More Humane Leadership in the Face of Uncertainty

Original Spanish version published in on April 12, 2020

Given all the things those of us who lead have to do –stand up and be counted, be there, take charge of things, communicate a lot, answer questions even when we don’t have all the answers, keep calm, learn very quickly, constantly inform ourselves, plan, resolve, and act without delay–, we tend to leave “human” issues to one side.

Sounds obvious. Each of us is trying to survive the waves of uncertainty that come at us every day, and with our way of life upended, we have to set priorities. Thinking about the emotions and feelings of others sounds anything but urgent, to say the least.

However, today more than ever, those of us who have the inescapable responsibility of being a leader in our organizations, boards, teams, or families must internalize that empathy is one of the most valuable human skills to reinforce, as are curiosity, flexibility and adaptability. To lead empathically, we need to understand that respect for other people begins by recognizing, accepting, and validating the emotions and feelings of others, although we may not like to deal with them or know how to do it well.

That respect is what allows us to understand how extremely complicated and difficult the world has become for many. We should not judge, but rather see that not everyone reacts the same to the same stimuli, understanding that tempers are moved by individual pressures that we may know nothing about. Resilience is a skill which some have developed more than other people have and that what for some are challenges to solve, for others are gigantic mountains to climb daily.

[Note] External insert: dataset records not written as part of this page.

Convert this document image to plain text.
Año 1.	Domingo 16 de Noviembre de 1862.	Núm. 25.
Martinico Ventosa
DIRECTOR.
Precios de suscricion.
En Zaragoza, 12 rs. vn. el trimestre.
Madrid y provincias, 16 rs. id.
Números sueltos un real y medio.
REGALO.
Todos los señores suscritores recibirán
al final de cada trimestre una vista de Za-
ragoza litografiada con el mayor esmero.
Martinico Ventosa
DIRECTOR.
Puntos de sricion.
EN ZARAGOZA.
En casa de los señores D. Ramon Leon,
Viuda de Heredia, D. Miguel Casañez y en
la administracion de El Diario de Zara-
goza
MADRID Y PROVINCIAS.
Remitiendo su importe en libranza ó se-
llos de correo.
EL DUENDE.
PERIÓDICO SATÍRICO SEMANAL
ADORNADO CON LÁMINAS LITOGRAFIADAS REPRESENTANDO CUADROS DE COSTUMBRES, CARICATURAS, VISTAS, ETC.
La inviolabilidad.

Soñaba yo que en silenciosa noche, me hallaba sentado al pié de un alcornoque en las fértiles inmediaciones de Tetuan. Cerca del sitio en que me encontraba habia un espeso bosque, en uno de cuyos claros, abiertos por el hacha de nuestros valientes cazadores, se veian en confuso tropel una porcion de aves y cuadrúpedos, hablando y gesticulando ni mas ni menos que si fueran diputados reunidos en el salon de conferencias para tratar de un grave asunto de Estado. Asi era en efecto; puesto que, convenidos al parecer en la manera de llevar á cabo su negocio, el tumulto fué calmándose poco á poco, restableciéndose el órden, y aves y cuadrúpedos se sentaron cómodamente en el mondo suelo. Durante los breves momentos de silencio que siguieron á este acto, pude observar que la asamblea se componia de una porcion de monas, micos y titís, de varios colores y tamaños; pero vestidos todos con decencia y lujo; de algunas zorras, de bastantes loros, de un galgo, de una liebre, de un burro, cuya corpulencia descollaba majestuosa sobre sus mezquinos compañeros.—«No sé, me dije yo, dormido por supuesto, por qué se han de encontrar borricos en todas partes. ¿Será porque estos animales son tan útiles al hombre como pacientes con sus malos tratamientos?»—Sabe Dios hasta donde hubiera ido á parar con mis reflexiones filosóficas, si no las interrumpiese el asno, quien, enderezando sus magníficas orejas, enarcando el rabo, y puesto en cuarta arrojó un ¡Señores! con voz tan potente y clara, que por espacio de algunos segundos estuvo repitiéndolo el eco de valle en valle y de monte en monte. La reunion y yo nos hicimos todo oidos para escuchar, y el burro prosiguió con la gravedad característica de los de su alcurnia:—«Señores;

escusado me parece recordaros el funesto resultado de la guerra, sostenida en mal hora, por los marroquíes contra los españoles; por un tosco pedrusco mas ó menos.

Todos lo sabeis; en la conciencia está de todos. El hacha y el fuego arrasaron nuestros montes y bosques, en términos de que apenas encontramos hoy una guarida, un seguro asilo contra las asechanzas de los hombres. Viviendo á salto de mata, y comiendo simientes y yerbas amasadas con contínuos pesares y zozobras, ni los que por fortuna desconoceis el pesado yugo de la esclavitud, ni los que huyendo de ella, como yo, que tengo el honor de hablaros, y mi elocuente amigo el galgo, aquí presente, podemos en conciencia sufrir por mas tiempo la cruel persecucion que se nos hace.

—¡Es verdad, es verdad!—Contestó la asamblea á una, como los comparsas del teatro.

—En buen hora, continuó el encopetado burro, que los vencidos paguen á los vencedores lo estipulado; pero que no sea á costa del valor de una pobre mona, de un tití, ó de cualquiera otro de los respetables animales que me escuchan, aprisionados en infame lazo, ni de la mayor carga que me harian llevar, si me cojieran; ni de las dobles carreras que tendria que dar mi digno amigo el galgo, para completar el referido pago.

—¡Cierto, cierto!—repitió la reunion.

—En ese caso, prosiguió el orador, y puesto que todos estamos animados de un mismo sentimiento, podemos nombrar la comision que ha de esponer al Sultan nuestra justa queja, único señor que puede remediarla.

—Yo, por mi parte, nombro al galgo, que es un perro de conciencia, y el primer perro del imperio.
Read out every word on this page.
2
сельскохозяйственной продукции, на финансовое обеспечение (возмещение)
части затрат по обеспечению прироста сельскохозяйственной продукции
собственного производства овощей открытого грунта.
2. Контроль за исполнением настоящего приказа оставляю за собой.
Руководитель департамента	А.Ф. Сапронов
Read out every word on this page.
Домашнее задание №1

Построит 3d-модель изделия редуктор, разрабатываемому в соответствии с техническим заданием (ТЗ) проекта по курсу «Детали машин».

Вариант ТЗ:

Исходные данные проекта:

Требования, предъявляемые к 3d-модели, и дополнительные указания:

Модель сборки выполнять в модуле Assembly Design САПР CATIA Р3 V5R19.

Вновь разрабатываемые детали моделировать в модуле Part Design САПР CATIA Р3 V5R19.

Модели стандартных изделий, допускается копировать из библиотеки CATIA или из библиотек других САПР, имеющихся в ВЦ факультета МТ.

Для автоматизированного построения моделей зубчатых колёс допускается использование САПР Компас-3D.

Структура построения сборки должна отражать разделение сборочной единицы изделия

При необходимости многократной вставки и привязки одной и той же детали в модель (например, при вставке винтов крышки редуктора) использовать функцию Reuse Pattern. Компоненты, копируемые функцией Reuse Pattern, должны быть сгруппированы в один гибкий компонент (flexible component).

To lead with a focus on respect for others under all circumstances is essential and non-negotiable. Respect, empathy, frequent recognition, warmth, and authenticity –but never arrogance or indifference– allow relationships to flow positively even in the most complicated of times, such as those where we need to effect changes in objectives, goals, operability, responsibilities, conditions, and even in some situations, the very continuity of a relationship.

Emphasizing care for people’s dignity and self-esteem amid changes fosters trust and allows dialogue. Create the right environment to see other perspectives. Despite our current situation, it gives many the opportunity to grow, improve their attitudes, focus on the future, and bring out their talent, character, commitment, and maturity.

Today, more than ever, it is vital that our actions be consistent with our personal, family, and organizational values. Uncertainty, urgency, or crisis does not give anyone an excuse to be abusive, or act without respect, criteria, or decency. Empathy with others does not inhibit us from acting or making realistic, tough, or very difficult decisions. Rather, it facilitates the relationship of trust to even plan and implement the most complicated decisions together, if done correctly and fairly, and above all, with respect and a lot of humanity.